Landscape of Meadow with Blue Sky and Red Sun, Nicholas Abanavos

Jonathan Yungkans
Woolly Blue Curls
(Trichostema lanatum)

I feel less time’s fool watching
as I wander a dry hillside not
far from shore      hint of salt in
sticky air      the ocean defying

gravity to brood along slopes
not native to you      running
fingers barely thicker than air
through all the flora it can as

though itself to remember in
some tactile way and with tears
already forming all to which it
might not return      including

this shrub that could be us both
staying alive in the depths of a
quiet prayer      narrow-leaved
at a bittersweet green-and-white

peace      its thin-wire stems
almost garish in florescent hue
forced into light that would
blind a sun and a taste in its

veins of what the Spanish call
romero      life-bitter      common
as salt and time      defiant despite
no water     long violet blooms

which corkscrew offering cedar
and lavender      floral magi
offering gifts as they maintain
a complex illusion in a simple

truth      teasing a heightened
hope or despair on lighted skin
till I can taste your absence
feel the interloping waves yet

rooted separate      desperate
as we turn in wind for release
we bloom and reach in fog for
what might suffice for a touch

Jonathan Yungkans is a Los-Angeles-based poet, writer, and photographer. Growing up in Gardena, California, not far from the Pacific Ocean, and at the time still predominantly Japanese-American, left him with three things—an intense love for the sea, a deep appreciation for cultures other than his own, and the outlook (and resulting questions) of an outsider aware that he didn’t quite fit into his surroundings.
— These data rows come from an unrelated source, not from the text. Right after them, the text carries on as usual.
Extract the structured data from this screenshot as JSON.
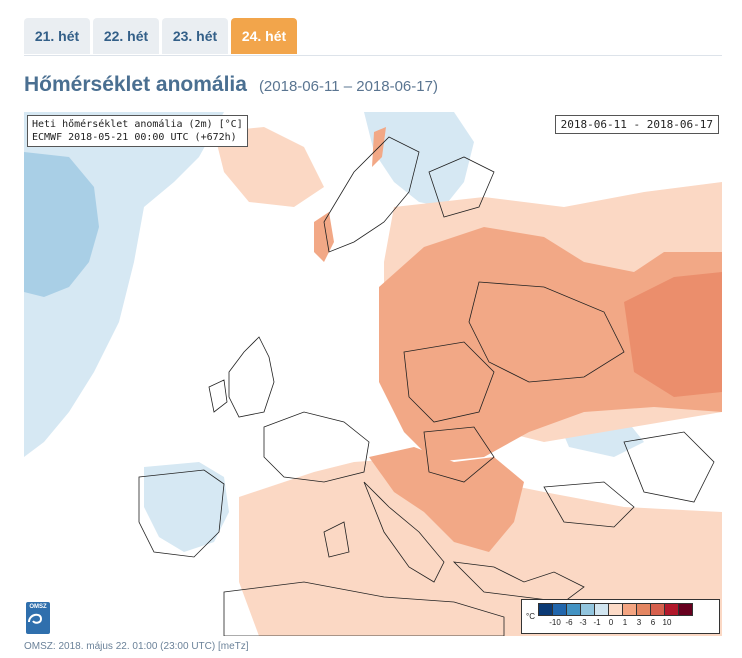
{
  "tabs": [
    {
      "label": "21. hét",
      "active": false
    },
    {
      "label": "22. hét",
      "active": false
    },
    {
      "label": "23. hét",
      "active": false
    },
    {
      "label": "24. hét",
      "active": true
    }
  ],
  "heading": {
    "title": "Hőmérséklet anomália",
    "date_range": "(2018-06-11 – 2018-06-17)"
  },
  "map": {
    "info_line1": "Heti hőmérséklet anomália (2m) [°C]",
    "info_line2": "ECMWF 2018-05-21 00:00 UTC (+672h)",
    "date_label": "2018-06-11 - 2018-06-17",
    "logo_text": "OMSZ",
    "legend": {
      "unit": "°C",
      "tick_labels": [
        "-10",
        "-6",
        "-3",
        "-1",
        "0",
        "1",
        "3",
        "6",
        "10"
      ],
      "colors": [
        "#0b3a75",
        "#2166ac",
        "#4393c3",
        "#92c5de",
        "#d1e5f0",
        "#fddbc7",
        "#f4a582",
        "#e48662",
        "#d6604d",
        "#b2182b",
        "#67001f"
      ]
    },
    "palette": {
      "cold_light": "#d6e8f3",
      "cold_mid": "#a9cfe6",
      "cold_strong": "#7fb3d8",
      "warm_light": "#fbd8c4",
      "warm_mid": "#f2a886",
      "warm_strong": "#eb8e6c"
    }
  },
  "footer": {
    "text": "OMSZ: 2018. május 22. 01:00 (23:00 UTC)  [meTz]"
  }
}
Subsequent years as an ESL teacher and a publications editor for a multi-cultural Christian ministry only added to the latter two of these. His works have appeared in Poet Lore, Poetry/LA, Twisted Vine Literary Journal, and other publications.

Nicholas Abanavas received his M.Ed. in Teaching At-Risk Students in 2008. He recently retired from a career in public education. He has written two books: Scissors, Cardboard & Paint: The Art of At-Risk Teaching and Lemnos: An Artist and His Island. Mr. Abanavas is an avid fan of jazz music.